Documentary film “Apollo 11” takes us right into that monumental space mission in 1969, and it did a pretty awesome job through its remarkable assembly of archival footage clips and recordings which do not look that old at all even though they come from 50 years ago. During my viewing, I often found myself completely immersed in many vivid moments in the documentary, and then I was all the more amazed as observing how clear and pristine these moments actually look despite their age.
As far as I came to know via IMDB Trivia and Wikipedia, nearly all of the archival footage clips and recordings shown in the documentary were really made during that time. During the cooperation between director/co-producer/editor Todd Douglas Miller’s production team, NASA, and the National Archives and Records Administration in May 2017, they discovered heaps of footage clips and recordings which were never released before, and what is shown in the documentary was assembled from over 11,000 hours of audio recordings and hundreds of hours of video footage.
Those footage clips and recordings presented in the documentary do not feel dated at all thanks to not only first-rate high-resolution digital scans of original footage clips but also high-tech audio recording improvement. To be frank with you, I was actually caught off guard as beholding the eye-popping details of the opening scene which shows the launch pad for a Saturn V rocket containing the spacecraft inside its tip, and the verisimilitude of this scene was more than enough to grab my attention right from the beginning.
As the countdown begins, the documentary shows us various sights revolving around the mission, and, in a way reminiscent of Frederick Wiseman’s documentary films, Miller wisely lets images and sounds convey to us the tension and excitement surrounding the mission. The documentary does not provide any narration or interview, but we can clearly sense the progress of the mission while occasionally listening to Walter Cronkite reporting on the mission or frequently watching hundreds of NASA employees busily doing their respective jobs. As observing those NASA employees, I could not help but awed by the massive human efforts behind the mission, and then I came to reflect more on how everything clicked together so well during that time.
When the time for the launch finally comes, the documentary pulls all the stops as expected, and it certainly impresses us a lot with a series of terrific moments which definitely surpass whatever was shown in those classic space films such as “The Right Stuff” (1983) and “Apollo 13” (1995). While the part showing the launch of the Saturn V rocket is stupefying and galvanizing to say the least, the subsequent docking scene in the space is also compelling to watch, and we never feel lost or confused as the documentary constantly has us informed on the progress of the mission via plain simple animation.

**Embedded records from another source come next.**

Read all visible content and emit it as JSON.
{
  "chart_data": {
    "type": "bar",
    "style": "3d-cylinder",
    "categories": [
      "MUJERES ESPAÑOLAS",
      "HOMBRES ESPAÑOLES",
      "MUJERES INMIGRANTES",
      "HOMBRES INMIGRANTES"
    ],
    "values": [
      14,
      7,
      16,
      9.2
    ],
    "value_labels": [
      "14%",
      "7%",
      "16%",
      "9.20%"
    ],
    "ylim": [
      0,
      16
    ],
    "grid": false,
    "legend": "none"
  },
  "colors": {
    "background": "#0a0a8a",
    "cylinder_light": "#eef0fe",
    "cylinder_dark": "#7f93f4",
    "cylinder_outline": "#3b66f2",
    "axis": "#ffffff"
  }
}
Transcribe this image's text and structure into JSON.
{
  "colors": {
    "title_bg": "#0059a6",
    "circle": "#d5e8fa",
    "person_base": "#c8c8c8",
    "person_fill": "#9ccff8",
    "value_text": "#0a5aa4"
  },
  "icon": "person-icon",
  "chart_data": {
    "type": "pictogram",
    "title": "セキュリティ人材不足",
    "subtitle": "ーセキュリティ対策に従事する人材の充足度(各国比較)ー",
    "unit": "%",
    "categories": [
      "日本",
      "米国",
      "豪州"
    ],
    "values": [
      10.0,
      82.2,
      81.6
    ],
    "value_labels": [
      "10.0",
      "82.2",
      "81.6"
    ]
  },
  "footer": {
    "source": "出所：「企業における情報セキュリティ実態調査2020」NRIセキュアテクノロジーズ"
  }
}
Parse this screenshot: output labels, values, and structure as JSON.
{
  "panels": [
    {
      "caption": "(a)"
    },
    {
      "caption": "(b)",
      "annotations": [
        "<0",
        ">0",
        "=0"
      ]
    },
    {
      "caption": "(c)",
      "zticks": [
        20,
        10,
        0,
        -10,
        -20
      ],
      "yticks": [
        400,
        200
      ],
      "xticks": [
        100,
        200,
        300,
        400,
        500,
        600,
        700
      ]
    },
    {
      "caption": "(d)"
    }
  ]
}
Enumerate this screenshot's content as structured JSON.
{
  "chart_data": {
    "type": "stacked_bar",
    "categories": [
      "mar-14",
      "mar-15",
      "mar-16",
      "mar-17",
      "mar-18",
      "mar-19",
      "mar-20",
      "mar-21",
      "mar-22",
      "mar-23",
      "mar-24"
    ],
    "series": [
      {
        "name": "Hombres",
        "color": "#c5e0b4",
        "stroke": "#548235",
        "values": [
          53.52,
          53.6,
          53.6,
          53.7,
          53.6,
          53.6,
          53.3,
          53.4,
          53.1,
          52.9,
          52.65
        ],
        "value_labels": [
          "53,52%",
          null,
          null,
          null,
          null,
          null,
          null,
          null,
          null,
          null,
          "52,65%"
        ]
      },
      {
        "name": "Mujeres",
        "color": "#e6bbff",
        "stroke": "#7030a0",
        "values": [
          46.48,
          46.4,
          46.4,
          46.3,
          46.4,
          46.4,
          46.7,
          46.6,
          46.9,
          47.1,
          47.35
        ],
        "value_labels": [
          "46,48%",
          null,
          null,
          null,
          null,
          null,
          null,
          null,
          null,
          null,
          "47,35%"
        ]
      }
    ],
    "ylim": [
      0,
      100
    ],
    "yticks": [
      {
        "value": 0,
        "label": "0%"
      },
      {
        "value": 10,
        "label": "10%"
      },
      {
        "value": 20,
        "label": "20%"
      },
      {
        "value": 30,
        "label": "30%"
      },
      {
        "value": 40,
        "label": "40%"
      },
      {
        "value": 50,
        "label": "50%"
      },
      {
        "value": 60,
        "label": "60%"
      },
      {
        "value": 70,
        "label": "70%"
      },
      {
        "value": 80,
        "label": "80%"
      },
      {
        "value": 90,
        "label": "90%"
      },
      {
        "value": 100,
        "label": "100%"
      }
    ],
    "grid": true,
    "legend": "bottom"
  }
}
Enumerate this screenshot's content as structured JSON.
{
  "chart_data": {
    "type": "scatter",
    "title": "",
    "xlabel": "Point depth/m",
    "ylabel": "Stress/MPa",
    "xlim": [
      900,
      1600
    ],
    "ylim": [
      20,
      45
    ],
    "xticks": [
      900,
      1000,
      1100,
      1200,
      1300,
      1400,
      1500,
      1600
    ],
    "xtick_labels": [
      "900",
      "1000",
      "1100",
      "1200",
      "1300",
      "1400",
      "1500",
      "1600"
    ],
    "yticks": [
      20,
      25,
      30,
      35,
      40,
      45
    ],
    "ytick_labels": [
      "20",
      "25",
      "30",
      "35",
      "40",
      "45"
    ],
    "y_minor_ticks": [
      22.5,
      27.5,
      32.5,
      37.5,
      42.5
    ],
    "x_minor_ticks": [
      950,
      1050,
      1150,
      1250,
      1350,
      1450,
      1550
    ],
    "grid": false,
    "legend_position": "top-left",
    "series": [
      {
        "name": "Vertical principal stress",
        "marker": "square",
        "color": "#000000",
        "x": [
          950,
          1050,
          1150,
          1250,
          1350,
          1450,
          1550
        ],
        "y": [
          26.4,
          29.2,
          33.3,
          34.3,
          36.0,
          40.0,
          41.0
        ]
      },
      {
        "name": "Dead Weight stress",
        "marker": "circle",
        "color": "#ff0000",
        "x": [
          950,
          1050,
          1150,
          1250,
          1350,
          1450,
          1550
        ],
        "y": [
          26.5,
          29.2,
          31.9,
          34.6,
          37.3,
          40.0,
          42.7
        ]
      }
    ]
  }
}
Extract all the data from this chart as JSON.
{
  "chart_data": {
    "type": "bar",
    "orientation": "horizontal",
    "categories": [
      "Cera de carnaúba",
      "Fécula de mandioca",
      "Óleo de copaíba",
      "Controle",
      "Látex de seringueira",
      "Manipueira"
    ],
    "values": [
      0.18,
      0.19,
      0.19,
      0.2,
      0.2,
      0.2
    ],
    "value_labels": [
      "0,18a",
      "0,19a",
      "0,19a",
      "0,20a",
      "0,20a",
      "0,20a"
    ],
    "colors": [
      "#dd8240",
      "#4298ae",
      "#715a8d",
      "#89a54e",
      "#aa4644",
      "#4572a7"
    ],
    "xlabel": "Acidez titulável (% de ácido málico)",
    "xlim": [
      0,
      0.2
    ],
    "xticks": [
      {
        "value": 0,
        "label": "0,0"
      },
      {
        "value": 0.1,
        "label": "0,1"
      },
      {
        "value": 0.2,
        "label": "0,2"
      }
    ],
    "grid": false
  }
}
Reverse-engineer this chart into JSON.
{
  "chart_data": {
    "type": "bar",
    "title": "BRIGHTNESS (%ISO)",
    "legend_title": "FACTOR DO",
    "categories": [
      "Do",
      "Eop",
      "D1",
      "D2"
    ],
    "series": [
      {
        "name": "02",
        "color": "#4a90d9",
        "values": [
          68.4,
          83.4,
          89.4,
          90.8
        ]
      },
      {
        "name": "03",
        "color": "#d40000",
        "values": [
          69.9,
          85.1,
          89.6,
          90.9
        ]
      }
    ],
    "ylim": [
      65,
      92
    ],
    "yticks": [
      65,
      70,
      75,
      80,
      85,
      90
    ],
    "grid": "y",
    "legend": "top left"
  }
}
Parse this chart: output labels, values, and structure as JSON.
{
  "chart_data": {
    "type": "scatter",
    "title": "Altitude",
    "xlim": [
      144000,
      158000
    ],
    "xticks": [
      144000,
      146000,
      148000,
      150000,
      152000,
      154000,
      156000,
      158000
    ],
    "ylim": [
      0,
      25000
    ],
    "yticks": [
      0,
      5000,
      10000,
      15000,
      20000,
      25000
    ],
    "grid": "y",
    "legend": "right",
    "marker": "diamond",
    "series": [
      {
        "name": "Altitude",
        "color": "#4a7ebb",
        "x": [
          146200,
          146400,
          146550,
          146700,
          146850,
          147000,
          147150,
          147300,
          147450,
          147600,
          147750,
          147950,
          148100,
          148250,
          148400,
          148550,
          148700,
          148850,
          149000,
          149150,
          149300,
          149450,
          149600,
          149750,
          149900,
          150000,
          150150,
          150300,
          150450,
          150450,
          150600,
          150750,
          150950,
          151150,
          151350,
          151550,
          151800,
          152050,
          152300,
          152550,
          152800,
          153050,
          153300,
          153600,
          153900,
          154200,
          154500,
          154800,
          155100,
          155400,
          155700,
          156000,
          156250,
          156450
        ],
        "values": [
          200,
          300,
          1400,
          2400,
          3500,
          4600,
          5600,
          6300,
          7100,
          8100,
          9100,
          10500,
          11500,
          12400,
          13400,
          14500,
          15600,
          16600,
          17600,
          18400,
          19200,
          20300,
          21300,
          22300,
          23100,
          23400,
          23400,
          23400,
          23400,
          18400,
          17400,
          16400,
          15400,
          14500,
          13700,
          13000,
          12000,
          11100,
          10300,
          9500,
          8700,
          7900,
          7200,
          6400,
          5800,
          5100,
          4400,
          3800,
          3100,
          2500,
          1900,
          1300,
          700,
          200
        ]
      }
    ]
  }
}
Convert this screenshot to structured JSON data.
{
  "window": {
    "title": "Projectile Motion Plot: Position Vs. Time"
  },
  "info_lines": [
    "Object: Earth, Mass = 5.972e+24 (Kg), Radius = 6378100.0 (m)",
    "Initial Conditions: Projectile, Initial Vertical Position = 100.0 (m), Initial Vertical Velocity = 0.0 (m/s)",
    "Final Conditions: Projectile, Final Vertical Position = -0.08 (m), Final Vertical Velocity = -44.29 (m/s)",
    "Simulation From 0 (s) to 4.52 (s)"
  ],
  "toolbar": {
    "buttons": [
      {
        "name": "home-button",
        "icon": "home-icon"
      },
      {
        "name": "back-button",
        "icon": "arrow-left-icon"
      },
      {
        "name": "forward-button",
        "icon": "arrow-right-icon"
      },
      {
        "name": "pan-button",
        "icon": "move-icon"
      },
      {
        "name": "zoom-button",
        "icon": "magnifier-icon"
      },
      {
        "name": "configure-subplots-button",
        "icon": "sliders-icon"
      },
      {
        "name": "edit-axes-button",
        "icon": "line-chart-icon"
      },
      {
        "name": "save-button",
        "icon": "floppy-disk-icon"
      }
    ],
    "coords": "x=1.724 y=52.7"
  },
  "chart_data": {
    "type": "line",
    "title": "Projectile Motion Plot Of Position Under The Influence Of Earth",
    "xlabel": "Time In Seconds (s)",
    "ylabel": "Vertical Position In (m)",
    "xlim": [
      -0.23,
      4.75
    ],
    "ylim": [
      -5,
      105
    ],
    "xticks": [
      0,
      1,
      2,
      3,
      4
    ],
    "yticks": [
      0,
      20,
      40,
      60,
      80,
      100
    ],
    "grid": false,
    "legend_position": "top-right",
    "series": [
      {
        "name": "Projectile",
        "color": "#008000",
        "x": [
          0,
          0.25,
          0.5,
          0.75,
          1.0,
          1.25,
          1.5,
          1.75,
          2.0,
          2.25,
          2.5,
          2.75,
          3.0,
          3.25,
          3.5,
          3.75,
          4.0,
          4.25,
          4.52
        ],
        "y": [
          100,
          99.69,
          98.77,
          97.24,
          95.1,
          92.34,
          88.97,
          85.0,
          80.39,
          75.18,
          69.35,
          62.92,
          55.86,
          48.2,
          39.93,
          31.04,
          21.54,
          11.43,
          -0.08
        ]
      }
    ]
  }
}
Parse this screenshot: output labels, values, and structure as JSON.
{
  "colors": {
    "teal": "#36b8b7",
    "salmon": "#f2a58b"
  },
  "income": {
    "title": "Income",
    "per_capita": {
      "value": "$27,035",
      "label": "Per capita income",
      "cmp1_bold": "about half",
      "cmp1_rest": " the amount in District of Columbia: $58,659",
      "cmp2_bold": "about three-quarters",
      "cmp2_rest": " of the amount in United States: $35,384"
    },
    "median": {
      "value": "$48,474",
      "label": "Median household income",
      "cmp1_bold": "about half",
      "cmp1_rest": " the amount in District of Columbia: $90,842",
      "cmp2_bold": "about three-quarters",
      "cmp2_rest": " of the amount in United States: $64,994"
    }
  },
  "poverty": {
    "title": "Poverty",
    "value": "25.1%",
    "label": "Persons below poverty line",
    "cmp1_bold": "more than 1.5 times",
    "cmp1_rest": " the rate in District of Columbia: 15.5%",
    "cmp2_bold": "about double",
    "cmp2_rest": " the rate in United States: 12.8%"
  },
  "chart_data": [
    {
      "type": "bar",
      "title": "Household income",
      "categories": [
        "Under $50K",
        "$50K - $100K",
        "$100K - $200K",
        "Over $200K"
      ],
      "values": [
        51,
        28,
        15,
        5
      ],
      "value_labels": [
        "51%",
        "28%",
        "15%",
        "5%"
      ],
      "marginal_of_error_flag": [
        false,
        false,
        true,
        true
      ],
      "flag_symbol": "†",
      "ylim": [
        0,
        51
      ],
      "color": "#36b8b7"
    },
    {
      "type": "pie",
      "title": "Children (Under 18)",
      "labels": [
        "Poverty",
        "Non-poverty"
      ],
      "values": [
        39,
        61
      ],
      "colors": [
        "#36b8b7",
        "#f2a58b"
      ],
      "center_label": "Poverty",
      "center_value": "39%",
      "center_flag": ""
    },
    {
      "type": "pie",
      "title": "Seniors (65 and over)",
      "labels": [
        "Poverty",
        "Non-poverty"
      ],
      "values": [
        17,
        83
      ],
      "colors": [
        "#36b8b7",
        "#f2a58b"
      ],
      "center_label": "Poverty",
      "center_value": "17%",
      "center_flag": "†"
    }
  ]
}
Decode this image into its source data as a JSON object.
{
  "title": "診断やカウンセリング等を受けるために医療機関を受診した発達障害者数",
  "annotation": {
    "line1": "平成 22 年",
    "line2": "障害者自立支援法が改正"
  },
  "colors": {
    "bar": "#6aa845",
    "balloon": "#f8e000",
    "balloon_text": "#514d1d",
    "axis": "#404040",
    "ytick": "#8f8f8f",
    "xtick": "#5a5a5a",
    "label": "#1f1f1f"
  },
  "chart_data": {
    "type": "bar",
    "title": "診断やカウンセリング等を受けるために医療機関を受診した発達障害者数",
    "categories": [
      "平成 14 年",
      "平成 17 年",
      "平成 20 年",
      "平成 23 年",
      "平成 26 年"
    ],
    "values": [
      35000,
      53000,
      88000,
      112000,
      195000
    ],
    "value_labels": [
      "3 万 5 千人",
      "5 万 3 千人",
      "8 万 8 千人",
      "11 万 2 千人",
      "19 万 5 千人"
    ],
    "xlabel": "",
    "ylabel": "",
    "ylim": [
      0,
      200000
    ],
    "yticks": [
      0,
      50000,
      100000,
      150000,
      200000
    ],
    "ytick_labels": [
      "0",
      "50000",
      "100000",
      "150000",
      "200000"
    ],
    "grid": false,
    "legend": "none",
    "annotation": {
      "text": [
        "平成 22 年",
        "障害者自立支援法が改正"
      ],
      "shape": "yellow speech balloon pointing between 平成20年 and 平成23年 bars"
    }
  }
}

Although the part showing the moon landing may not show anything new to us, the documentary keeps holding attention through its skillful mix of various archival footage clips and audio recordings. Although that famous moment of Neil Armstrong making ‘one giant leap for mankind’ is still presented via those closed-circuit video footage clips, we instead get a number of striking photographs shot by Armstrong and Buzz Aldrin during that time, and I was also amused by a small certain moment focusing on the physical condition of Armstrong and Aldrin during their landing attempt.
After the moon landing part, the mood becomes less tense than before, and we get a humorous moment showing the astronauts enjoying a folk song, but then the documentary shows us several remaining obstacles during their return to the Earth. For instance, they were disconnected from NASA for a while as expected around the very end of their mission, but anything could go wrong even during that brief moment, and we see everyone at NASA patiently and nervously waiting for getting reconnected with the astronauts.
Of course, they safely arrived on the Earth in the end, and the last part of the documentary steadily follows what happened next once they were subsequently taken to a US Navy ship waiting for them in advance. For the medical safety, they were quarantined for next 18 days, and you may be tickled to see them wearing masks and protection suits at one point, which did not fit that well with what was inarguably the greatest moment of their life.
Although it could be longer in my humble opinion, the documentary is efficient and effortless in its fluid narrative mainly driven by images and sounds, and Miller, who received the Special Jury Award for Editing when the documentary was shown at the Sundance Film Festival early in this year, deserved to be commended for his dexterous handling of those archival footage clips and audio recordings. In case of Matt Morton’s synthesizer score, it felt rather redundant to me at first, but it is pretty effective on the whole with some retro touches, and I was not so surprised to learn later that his score was entirely performed by authentic synthesizers from the 1960s as a matter of fact.
Besides being one of the best documentaries of this year, “Apollo 11” is a superb cinematic experience to be admired and appreciated. Although I wish I could watch it in a big theater, I had a pretty fantastic time anyway, and I am already eager to revisit it for savoring its many memorable moments more. In short, this is a great documentary, and I wholeheartedly recommend you to watch it as soon as possible.